The shock value grows the farther we get from the source of things. Thomas Kinsella was another poet who liked to get to grips with myth. In Nightwalker (1967), he wrote, "Clean bricks are made of mud, we need them for our tower". Myth is all about getting closer to that source.

Lynch and Maher are part of a newer tradition exploring and exploiting Irish myth in art, that includes Patrick Graham, Brian Bourke, Patrick Hall, Katherine Boucher Beug and James Coleman. And in For the Birds, the cow pat is a symbol of sustenance, on a physical as well as an emotional level.

The artist brought a nice-looking cow and her calves into the gallery to give him the raw materials too, underlining again that strangeness of contemporary Irish life, where we are increasingly urban, and yet just a generation, if not a family member, away from the land.

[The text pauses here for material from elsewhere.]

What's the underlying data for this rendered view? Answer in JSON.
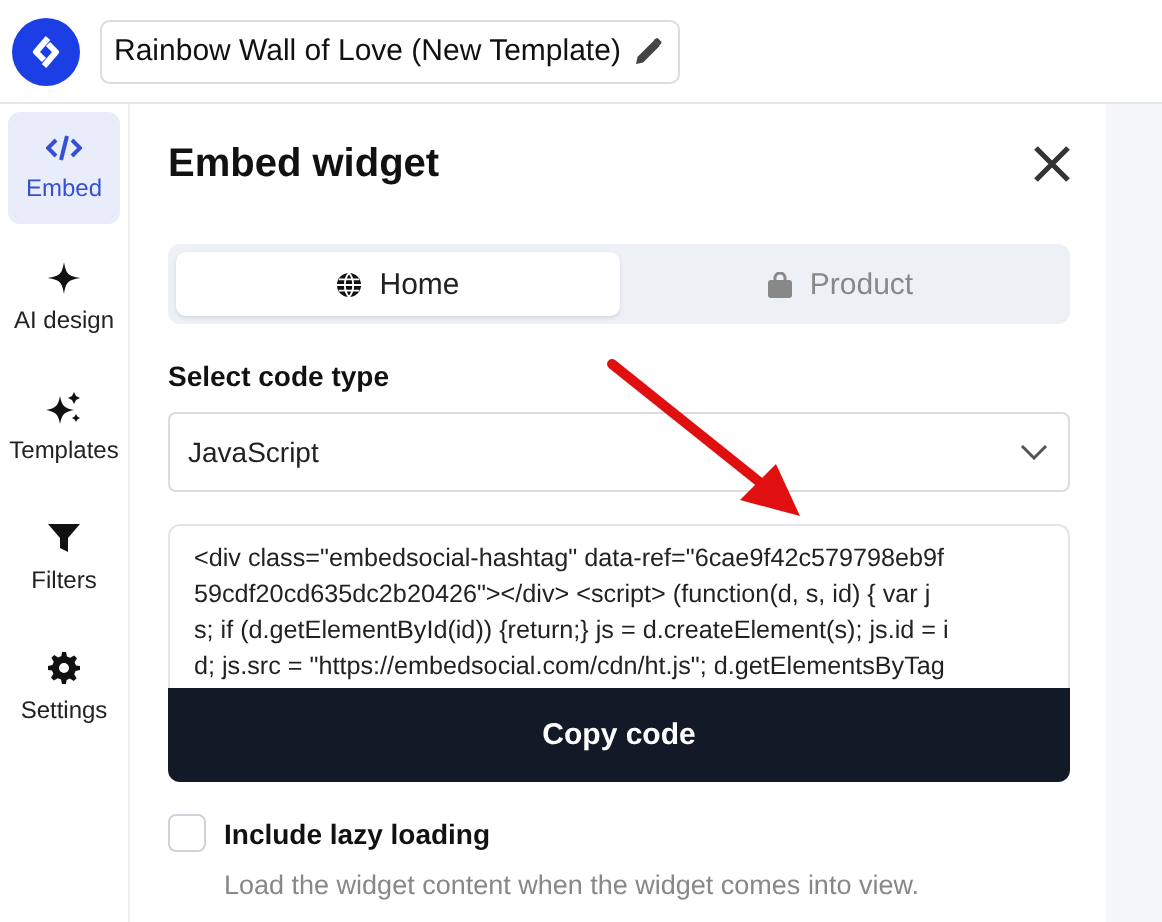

But the resonance of myth here is not so much about the passage of time and contemporary dislocations as it is about finding a link to deeper strategies for survival, and the way humanity makes stories in an effort to understand the world. No wonder it endures.

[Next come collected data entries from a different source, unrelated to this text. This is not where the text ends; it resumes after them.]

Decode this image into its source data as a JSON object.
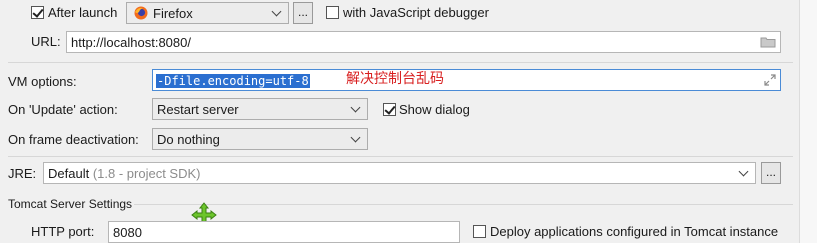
{
  "after_launch": {
    "label": "After launch",
    "checked": true
  },
  "browser": {
    "value": "Firefox",
    "icon": "firefox-icon"
  },
  "browser_more": "...",
  "js_debugger": {
    "label": "with JavaScript debugger",
    "checked": false
  },
  "url": {
    "label": "URL:",
    "value": "http://localhost:8080/"
  },
  "vm": {
    "label": "VM options:",
    "value": "-Dfile.encoding=utf-8",
    "note": "解决控制台乱码"
  },
  "on_update": {
    "label": "On 'Update' action:",
    "value": "Restart server"
  },
  "show_dialog": {
    "label": "Show dialog",
    "checked": true
  },
  "on_frame": {
    "label": "On frame deactivation:",
    "value": "Do nothing"
  },
  "jre": {
    "label": "JRE:",
    "value": "Default",
    "hint": "(1.8 - project SDK)",
    "more": "..."
  },
  "tomcat": {
    "section": "Tomcat Server Settings"
  },
  "http_port": {
    "label": "HTTP port:",
    "value": "8080"
  },
  "deploy": {
    "label": "Deploy applications configured in Tomcat instance",
    "checked": false
  },
  "colors": {
    "selection": "#2b6fd0",
    "note": "#d81f1f",
    "move_cursor": "#6cc52b"
  }
}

For the Birds by Sean Lynch is at Visual, Carlow, until Jan 11


  • The Bull (2005) Fabulous Beast's dance-drama draws on An Táin Bó Cuailnge/ The Cattle Raid of Cooley to make a journey through the seamy underbelly of contemporary Ireland. For more from the Táin, see Louis le Brocquy's illustrations (and tapestries) for Thomas Kinsella's 1969 translation of the epic poem.
  • Paul Mercier's Homeland, 2006 Another Celtic Tiger morality tale, this time loosely based on the story of Oisín and Tír na nÓg.
  • Riverrun, 2013 Olwen Fouéré and The Emergency Room's take on the voice of the river from James Joyce's Finnegans Wake taps into a stream of consciousness encompassing myth, history, life, love and death. And while we're on the subject of Joyce, there's Ulysses (1922), of course.
  • Tom Murphy's Bailegangaire, premiered in 1985 and restaged in Galway this year, reaches into a mythologised past. It features the tale, never concluded, of a laughing competition that robbed the town of mirth – another metaphor for a damaged Ireland, which also shows how stories both liberate, and imprison us.
  • In music, think of the Pogues' Sickbed of Cuchulainn, from Rum, Sodomy & the Lash (1985); Thin Lizzy's 1979 Róisín Dubh (Black Rose): A Rock Legend; and Horslips' 1973 concept album The Táin.